Diogo C. Nunes*
Ao menos desde 2018, quando se evidenciavam não somente as intenções (diga-se logo, fascistas), mas a força brutal da “nova” direita brasileira, parte da esquerda tomou o antigo slogan (originalmente espanhol, ao que consta) “o fascismo não passará” como modo de articular, ao menos verbalmente, sua dita “resistência” aos avanços da direita. (Talvez o slogan tenha sido recuperado, no Brasil, pela direita, quando o banqueiro Claudio Pracownik, que foi fotografado em manifestação pelo impeachment de Dilma Rousseff tendo levado a babá para cuidar de seus filhos, respondeu a críticas nas redes sociais com um texto cuja epígrafe foi "Sí Pasarán!”. Mas essa já seria outra conversa...).
Pois bem, na sua versão neoliberal, a “resistência ao fascismo” não lembra muito a espanhola e a italiana – para retomar ao menos duas situações, historicamente importantes, em que os termos “resistência” e “não passarão” foram usados. Isso porque, pacifista convicta, a resistência neoliberal prefere acreditar que as “armas” capazes de derrotar o fascismo são outras que não as bélicas: a poesia, o amor, as urnas (mesmo que não saibamos exatamente o que sejam poesia, amor e tampouco urnas). Um “resistente ao fascismo” de hoje não titubearia em repreender um partigiano: não se combate violência com violência, ele diria. Talvez aqueles que penduraram Mussolini de cabeça pra baixo em praça pública estivessem por demais consumidos pelo ódio. Teriam eles se convertido nos seus inimigos?
Não cabe aqui avaliar as possíveis causas da crença, por parte da esquerda, na poesia, no amor e na democracia como armas de enfrentamento ao fascismo. Quero chamar atenção a duas situações.
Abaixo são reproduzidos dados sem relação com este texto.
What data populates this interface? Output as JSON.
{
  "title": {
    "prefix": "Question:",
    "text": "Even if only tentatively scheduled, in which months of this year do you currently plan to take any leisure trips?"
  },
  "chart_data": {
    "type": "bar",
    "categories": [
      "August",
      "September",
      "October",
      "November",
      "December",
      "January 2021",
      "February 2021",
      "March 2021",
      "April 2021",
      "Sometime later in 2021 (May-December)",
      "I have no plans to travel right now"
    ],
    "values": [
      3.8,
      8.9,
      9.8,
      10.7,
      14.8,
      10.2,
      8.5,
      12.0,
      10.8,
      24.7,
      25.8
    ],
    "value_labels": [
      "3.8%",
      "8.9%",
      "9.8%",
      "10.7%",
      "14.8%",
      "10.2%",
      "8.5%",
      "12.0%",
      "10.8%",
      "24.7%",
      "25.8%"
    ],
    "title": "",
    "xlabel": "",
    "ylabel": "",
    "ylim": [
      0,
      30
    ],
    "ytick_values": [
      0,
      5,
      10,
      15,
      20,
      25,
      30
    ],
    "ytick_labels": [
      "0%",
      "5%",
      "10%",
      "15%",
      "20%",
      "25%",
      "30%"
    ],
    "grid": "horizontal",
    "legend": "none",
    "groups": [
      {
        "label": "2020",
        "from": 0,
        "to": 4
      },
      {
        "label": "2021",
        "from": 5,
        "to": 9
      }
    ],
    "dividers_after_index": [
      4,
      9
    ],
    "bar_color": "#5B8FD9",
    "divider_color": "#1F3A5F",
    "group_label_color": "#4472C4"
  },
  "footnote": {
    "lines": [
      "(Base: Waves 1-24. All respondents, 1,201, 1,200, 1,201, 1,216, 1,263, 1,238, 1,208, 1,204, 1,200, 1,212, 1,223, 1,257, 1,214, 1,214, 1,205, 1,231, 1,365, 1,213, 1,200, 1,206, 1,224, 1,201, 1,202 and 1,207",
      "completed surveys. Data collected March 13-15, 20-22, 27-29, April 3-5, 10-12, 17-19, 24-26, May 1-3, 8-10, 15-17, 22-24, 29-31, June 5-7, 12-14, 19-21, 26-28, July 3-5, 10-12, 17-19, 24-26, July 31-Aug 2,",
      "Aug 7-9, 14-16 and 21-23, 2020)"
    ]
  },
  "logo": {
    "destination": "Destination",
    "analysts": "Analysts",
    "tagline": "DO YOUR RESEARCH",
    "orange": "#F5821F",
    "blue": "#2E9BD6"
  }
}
Eis a primeira: a Mídia Ninja, importante veículo desta esquerda a qual me refiro, publicou no dia 24/10 um vídeo de uma manifestação, de apoiadores de Lula, no Rio Grande do Norte, com o seguinte título: “Não vão nos intimidar”. O texto em subtítulo diz o seguinte: “carreata é interrompida após tiros”. Um leitor minimamente atento não poderá deixar de se perturbar com a contradição, que deve ser entendida aqui na chave da propaganda: “não irão nos intimidar, mas estão nos intimidando” é o que está dito na chamada, mas, como peça publicitária, gostaria de dizer: o amor (nosso lado) vencerá a violência (o lado deles). A posição da esquerda hoje parece ser: estão atirando contra nós, mas seguiremos resistindo (levando tiros?) até que... bem, até que vençamos nas urnas (ainda que um tanto de nós morra até lá)!
O grande perigo desta orientação, a despeito da sua decadência (pois a luta contra o ódio tomou lugar, ao menos no horizonte próximo, da luta contra as formas de opressão impregnadas no Estado de Direito e, mais radicalmente, da luta contra o imperialismo e contra a sociedade de classes), junto à submissão ao paradigma publicitário, com a tentativa de conversão dos afetos em armas (ao que parece, o “agir” está submetido ao, ou trocado pelo, “sentir”), é que ele finge não perceber algo que seria óbvio: não se vence o fascismo nas urnas. E aqui aparece o que anunciei como segunda situação: a verdade contida no slogan “não passará”. Como um ato-falho, sabemos que “o fascismo não passará”, independente de quem saia “vitorioso” na eleição presidencial. Como uma resposta genuína às violências do processo civilizatório, o fascismo se faz de adormecido, por vezes, mas não passa. Como sintoma, por excelência, da cultura moderna ocidental, o fascismo não passará enquanto não passar, com ele, toda a estrutura material e simbólica que edifica nosso modo de viver. Não duvido da força e da importância dos afetos e da poesia para que “tudo isso passe”, ainda que eu não saiba bem o que são (o amor, a poesia e tudo isso). Mas também não duvido da impossibilidade de uma transformação efetiva por via de slogans, cinismos e negações.
Pós-escrito:
Um dia antes de escrever este pequeno texto, ouvi de uma pessoa “50% mais 1 já me basta”. Eu, de pronto, respondi “Talvez seja mais fácil vencer esse maldido no dia 30 que... [fiz alguns gestos, sem saber que palavras usar]... que todo o resto”. Ele, me entendendo, replicou: “Mas isso fica pra depois”. Talvez parte desta esquerda não acredite realmente que o fascismo possa ser derrotado em uma eleição, mas me parece ansiosa para comemorar “a vitória” eleitoral. Talvez ela seja mesmo o que resta, mediante nossa quase total escassez de fantasias e sonhos.
* Diogo C. Nunes é historiador, mestre e doutor em Psicologia Social; assessor pedagógico da ENSP/Fiocruz.